The cavalry is not coming
Michael Mabee presented “the cavalry is not coming” at the New England Long Term Power Outage Summit in Hennikjer, New Hampshire, November 10, 2018.
FEMA’s Strategic Plan.
FEMA’s Strategic Plan has three goals:
1. Build a Culture of Preparedness
2. Ready the Nation for Catastrophic Disasters
3. Reduce the Complexity of FEMA
Building a culture of preparedness is a local issue. It starts with you. The government cannot “build a culture of preparedness” – this must be done by individuals, families and communities.
All Roads Lead To Civil Defense.
Civil defense is the organizing and training of civilians to play key roles in a community’s survival. Another term for this, coined by Civil Defense Virginia, is “continuity of community.” The concept is simple: A community’s citizens, in partnership with their emergency management and local government, planning and preparing for disasters and having the ability to take care of their own. This is something that currently is not in common practice – and this needs to change because in a national scale disaster, the cavalry is not coming.
Current FEMA Administrator Brock Long and former FEMA Administrator Craig Fugate – emergency management leaders serving in vastly different administrations – have both told Congress essentially the same thing. It has been rare to see bipartisan agreement on any subject in the past decade, so we should all pay attention.
On November 30, 2017, current FEMA Administrator Brock Long told Congress:
We have to do more pre-disaster mitigation. Pre-disaster mitigation is the key to becoming more resilient and reducing disaster impact. We have to ensure that state and local governments…have their own life sustainment commodities capabilities and the federal government is not shouldering the entire burden…The key resiliency is held at the local level of government…it’s going to have to be a whole community effort on the pre-disaster side.

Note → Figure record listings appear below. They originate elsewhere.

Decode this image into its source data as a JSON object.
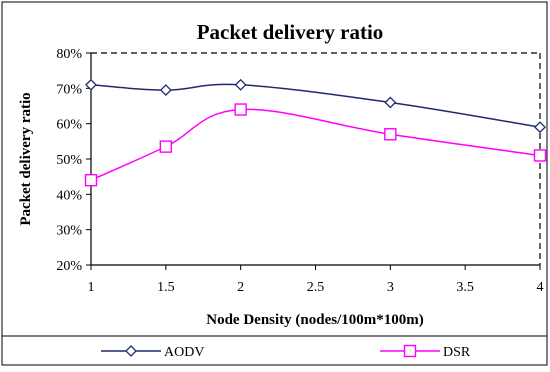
{
  "chart_data": {
    "type": "line",
    "title": "Packet delivery ratio",
    "xlabel": "Node Density (nodes/100m*100m)",
    "ylabel": "Packet delivery ratio",
    "x": [
      1,
      1.5,
      2,
      3,
      4
    ],
    "xlim": [
      1,
      4
    ],
    "xticks": [
      "1",
      "1.5",
      "2",
      "2.5",
      "3",
      "3.5",
      "4"
    ],
    "ylim": [
      20,
      80
    ],
    "yticks": [
      "20%",
      "30%",
      "40%",
      "50%",
      "60%",
      "70%",
      "80%"
    ],
    "grid": false,
    "legend_position": "bottom",
    "series": [
      {
        "name": "AODV",
        "values": [
          71,
          69.5,
          71,
          66,
          59
        ],
        "color": "#1f2a6e",
        "marker": "diamond"
      },
      {
        "name": "DSR",
        "values": [
          44,
          53.5,
          64,
          57,
          51
        ],
        "color": "#ff00ff",
        "marker": "square"
      }
    ]
  }
}
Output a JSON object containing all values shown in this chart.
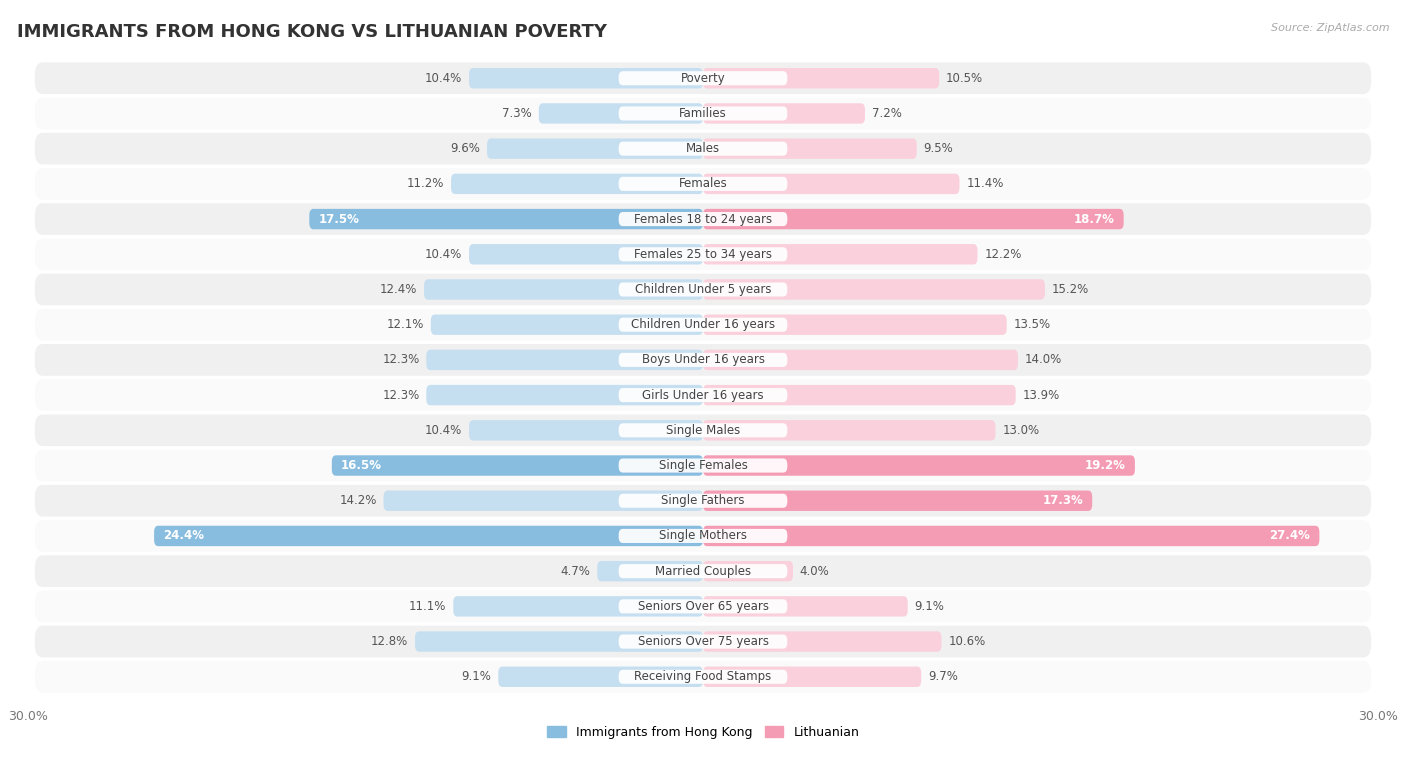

On March 30, 2011, then FEMA Administrator Craig Fugate told Congress:
Government can and will continue to serve disaster survivors. However, we fully recognize that a government-centric- approach to disaster management will not be enough to meet the challenges posed by a catastrophic incident. That is why we must fully engage our entire societal capacity, leveraging trade associations, non-governmental organizations including those that represent different linguistic and ethnic minority groups, faith-based organizations, private industry, and social and fraternal organizations. These are the organizations that provide the bulk of services to communities every day, and to the extent that they are able, they should continue to be the primary provider of such services in a disaster. The quicker these entities are able to get back on their feet, the faster communities as a whole will be able to recover.
FEMA’s underlying message has not changed in the last two administrations: survival is a local issue. This is especially true if we suffer a national-scale disaster in the United States. If we are preparing for a “worst-case scenario” this message means we need local government and communities to be able to take care of themselves for long periods – weeks or months – when no outside assistance is available.